Il prosciutto di San Daniele è una produzione tipica a Denominazione di Origine Protetta (DOP) ai sensi del Reg. (CE) n.1151/2012 e registrato tra le DOP dell’Unione Europea ai sensi del Reg. (CE) n. 1107/96, tutelato dalla Repubblica Italiana con la Legge n. 30 del 14 febbraio 1990. Tutto ciò testimonia che un prosciutto crudo per potersi chiamare “San Daniele” deve essere stato prodotto sottostando a rigorose prescrizioni produttive e igienico sanitarie, sulle quali controlla l’INEQ a garanzia del consumatore e della qualità finale del prosciutto.

Il prosciutto di San Daniele viene prodotto esclusivamente con carni provenienti dall’Italia ed in particolare da suini nati allevati e macellati in 10 Regioni più precisamente in Friuli Venezia Giulia, Piemonte, Lombardia, Emilia Romagna, Veneto, Marche, Umbria, Toscana, Lazio e Abruzzo.

Il suinetto viene tatuato entro un mese dalla nascita, e in seguito la sua storia viene documentata da una completa certificazione, e dai relativi tatuaggi sulle cosce, che garantiscono anche formalmente la provenienza dello stesso sino al momento in cui le carni divengono materia prima per la produzione di prosciutti.
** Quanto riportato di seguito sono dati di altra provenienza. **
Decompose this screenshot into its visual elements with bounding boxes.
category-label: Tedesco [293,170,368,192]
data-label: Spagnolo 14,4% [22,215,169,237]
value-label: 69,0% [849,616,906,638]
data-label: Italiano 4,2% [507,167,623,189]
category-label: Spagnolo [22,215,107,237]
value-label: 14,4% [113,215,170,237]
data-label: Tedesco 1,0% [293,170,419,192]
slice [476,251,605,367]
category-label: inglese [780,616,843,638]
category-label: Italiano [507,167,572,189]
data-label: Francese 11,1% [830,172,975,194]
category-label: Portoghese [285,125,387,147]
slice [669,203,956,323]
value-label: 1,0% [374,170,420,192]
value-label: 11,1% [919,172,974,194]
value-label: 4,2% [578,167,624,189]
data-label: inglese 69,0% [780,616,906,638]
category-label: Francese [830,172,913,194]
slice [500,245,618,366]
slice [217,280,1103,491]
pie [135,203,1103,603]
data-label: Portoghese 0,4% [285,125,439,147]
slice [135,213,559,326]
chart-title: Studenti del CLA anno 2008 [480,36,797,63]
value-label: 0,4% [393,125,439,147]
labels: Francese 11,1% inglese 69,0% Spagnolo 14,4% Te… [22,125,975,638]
Durante l’allevamento il suino può mangiare solamente determinati alimenti (prevalentemente di origine vegetale) che sono elencati in maniera tassativa dalla normativa vigente e dal disciplinare di produzione.

In Italia si producono circa 9 milioni di suini all’anno, che sono destinati principalmente alla produzione di prosciutti DOP. Tali animali sono tutti nati ed allevati nel nostro Paese e sono sottoposti a rigorosi controlli dalla nascita fino alla macellazione dalle Autorità sanitarie e dai sistemi di controllo preposti e sorvegliati dal Ministero delle Politiche Agricole Alimentari e Forestali.

Quanto reso noto oggi dal Mipaaf relativamente all’indagine in corso nelle imprese del settore suinicolo,dichiara Mario Cichetti, Direttore Generale del Consorzio del Prosciutto di San Daniele, dimostra ancora una volta come l’azione congiunta tra gli organismi preposti alla tutela e le Autorità dello Stato producano un altissimo livello di controllo e di contrasto alle frodi e costituiscono un’efficace tutela del consumatori e delle imprese che operano onestamente ogni giorno.”